Samstag, 9. Mai 2020
Während viele wahlweise wegen frühzeitiger Hitze oder allgegenwärtigem Virenunheil im Heimkontor Kreise in den Teppich laufen, habe ich in den letzten Tagen ganz munter gewerkt und geschraubt und auch gesägt und fand dabei eine weitere kleine Kiste alter Familienfotos. Darunter auch ein recht schlecht erhaltenes (aber wer kann schon anderes von sich behaupten?) Bild von Urgroßonkel Ladislav.

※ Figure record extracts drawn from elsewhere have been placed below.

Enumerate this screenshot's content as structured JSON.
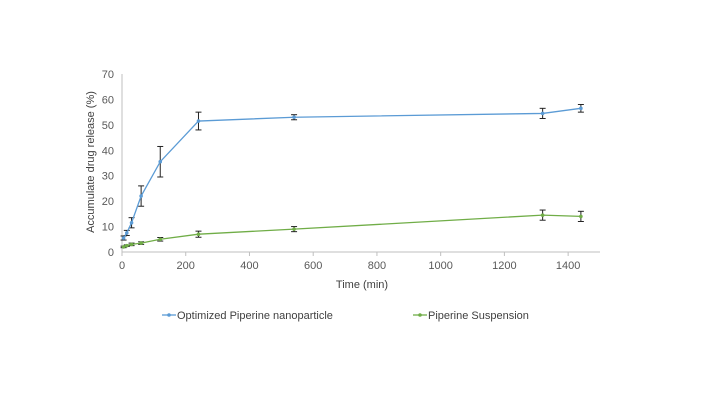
{
  "chart_data": {
    "type": "line",
    "xlabel": "Time (min)",
    "ylabel": "Accumulate drug release (%)",
    "xlim": [
      0,
      1500
    ],
    "ylim": [
      0,
      70
    ],
    "x_ticks": [
      0,
      200,
      400,
      600,
      800,
      1000,
      1200,
      1400
    ],
    "y_ticks": [
      0,
      10,
      20,
      30,
      40,
      50,
      60,
      70
    ],
    "grid": false,
    "legend_position": "bottom",
    "series": [
      {
        "name": "Optimized Piperine nanoparticle",
        "color": "#5B9BD5",
        "x": [
          5,
          15,
          30,
          60,
          120,
          240,
          540,
          1320,
          1440
        ],
        "y": [
          5.5,
          7.5,
          11.5,
          22,
          35.5,
          51.5,
          53,
          54.5,
          56.5
        ],
        "error": [
          0.8,
          1.0,
          2.0,
          4.0,
          6.0,
          3.5,
          1.0,
          2.0,
          1.5
        ]
      },
      {
        "name": "Piperine Suspension",
        "color": "#70AD47",
        "x": [
          5,
          15,
          30,
          60,
          120,
          240,
          540,
          1320,
          1440
        ],
        "y": [
          2,
          2.5,
          3,
          3.5,
          5,
          7,
          9,
          14.5,
          14
        ],
        "error": [
          0.3,
          0.3,
          0.5,
          0.5,
          0.7,
          1.2,
          1.0,
          2.0,
          2.0
        ]
      }
    ]
  }
}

Ein Flugbegeisterter, der Anfang des 20. Jahrhunderts, glaubt man den Erzählungen in der Familie, wohl den Kopf in den Wolken trug. Aber in jeder freien Minute neben der Landarbeit (manche meinen, er sei Schuster gewesen, was sein technisches Geschick erklären könnte), fleißig dabei, in einer alten Scheune allerlei Fluggeräte aus Latten und Gelumpe zusamenzuschrauben. Mit erstaunlichem Erfolg: Bald war es in seinem kleinen Dorf irgendwo in Westpreußen ein gewohntes Bild, daß er als wagemutiger Pilot ("A daring young man!" sagten spätere britische Weggefährten über ihn) mit knatterndem Motor über die Felder schwirrte wie eine betrunkene Fliege.

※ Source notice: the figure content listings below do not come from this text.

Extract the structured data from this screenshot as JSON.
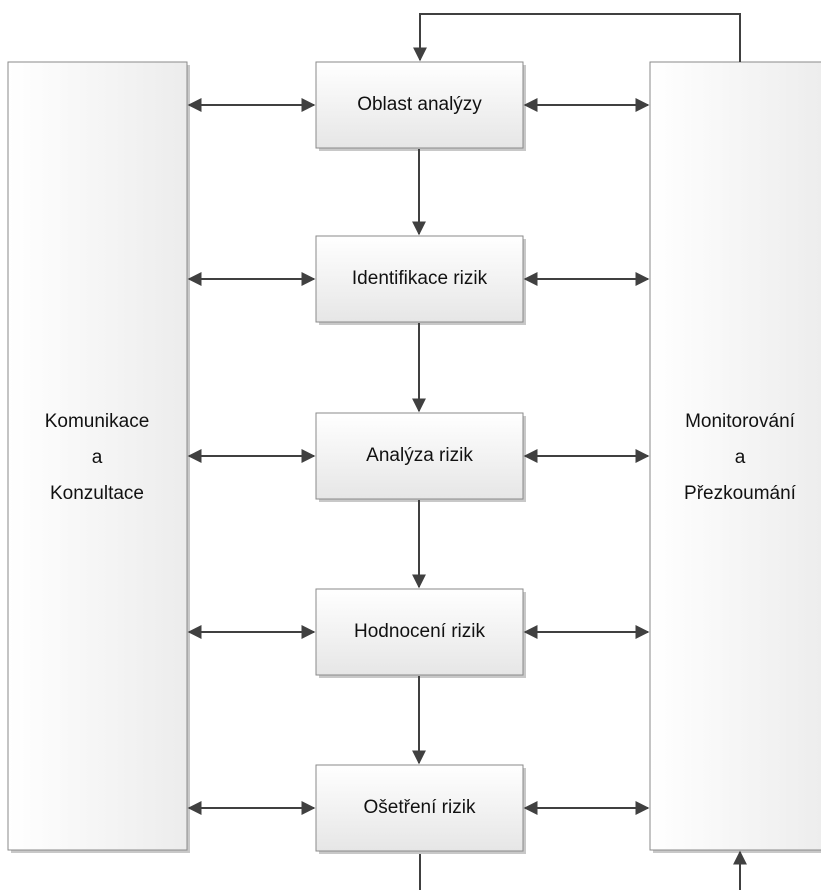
{
  "left_panel": {
    "lines": [
      "Komunikace",
      "a",
      "Konzultace"
    ]
  },
  "right_panel": {
    "lines": [
      "Monitorování",
      "a",
      "Přezkoumání"
    ]
  },
  "steps": [
    "Oblast analýzy",
    "Identifikace rizik",
    "Analýza rizik",
    "Hodnocení rizik",
    "Ošetření rizik"
  ]
}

Wacklig oder nicht - seine Konstruktionen verschafften ihm frühen Ruhm bis in die nahe Kreisstadt. Mit seinem Modell Nummer 37 (ein lustiger Zufall, wie ich finde) ließ er sich, ein bißchen arg stolz vielleicht, aber mit beeindruckendem, irgendwie weltläufigen Schnäuzer im Photostudio porträtieren. (Beachtlich auch, ganz nebenbei bemerkt, daß dort ein ganzes Flugzeug hineinpasste.)

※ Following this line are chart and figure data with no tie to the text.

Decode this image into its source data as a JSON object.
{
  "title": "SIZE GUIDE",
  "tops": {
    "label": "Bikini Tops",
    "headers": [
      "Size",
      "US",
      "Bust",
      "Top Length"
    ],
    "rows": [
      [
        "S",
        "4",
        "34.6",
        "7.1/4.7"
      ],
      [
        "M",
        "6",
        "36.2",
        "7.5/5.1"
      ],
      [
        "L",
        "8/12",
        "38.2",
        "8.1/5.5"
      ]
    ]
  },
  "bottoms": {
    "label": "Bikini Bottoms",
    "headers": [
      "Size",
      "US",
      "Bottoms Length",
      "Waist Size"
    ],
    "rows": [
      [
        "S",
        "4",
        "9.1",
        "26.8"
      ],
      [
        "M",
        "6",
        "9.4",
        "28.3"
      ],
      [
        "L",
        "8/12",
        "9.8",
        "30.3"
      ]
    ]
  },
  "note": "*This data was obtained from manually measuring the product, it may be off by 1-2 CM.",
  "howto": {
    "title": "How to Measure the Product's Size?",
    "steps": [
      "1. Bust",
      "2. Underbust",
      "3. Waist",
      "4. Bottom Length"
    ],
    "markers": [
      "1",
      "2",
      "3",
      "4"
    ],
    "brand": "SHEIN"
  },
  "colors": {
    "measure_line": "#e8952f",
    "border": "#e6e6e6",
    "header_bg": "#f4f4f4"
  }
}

Sein Traum war wohl, da war sich Urgroßtante Wablonka in den wenigen ihrer überlieferten Briefe sicher, den Atlantik zu überqueren. Von Danzig über Paris zur Küste und dann gegen den Westwind wie der (verschollene) französische Kollege Charles Nungesser gen Nordamerika. Dazu kam es aber nicht. Er überquerte den Atlantik in den 20er-Jahren schließlich auf einem Frachter, sein Flugzeug Nr. 37 im Laderaum, und landete in Südamerika. Von seinem Leben dort ist nicht viel bekannt. Angeblich zog er zunächst als Kunstflieger mit einem Jahrmarkt von Brasilien aus bis nach Chile, scheiterte mit einer eigenen Flugschule und wurde schließlich Postflieger in der Andenregion. Dort soll er auch, ein braver Briefträger der Lüfte, 1929 abgestürzt sein. Bis heute hat man aber weder eine Spur von Urgroßonkel Ladislav noch von den Trümmern seiner Maschine gefunden.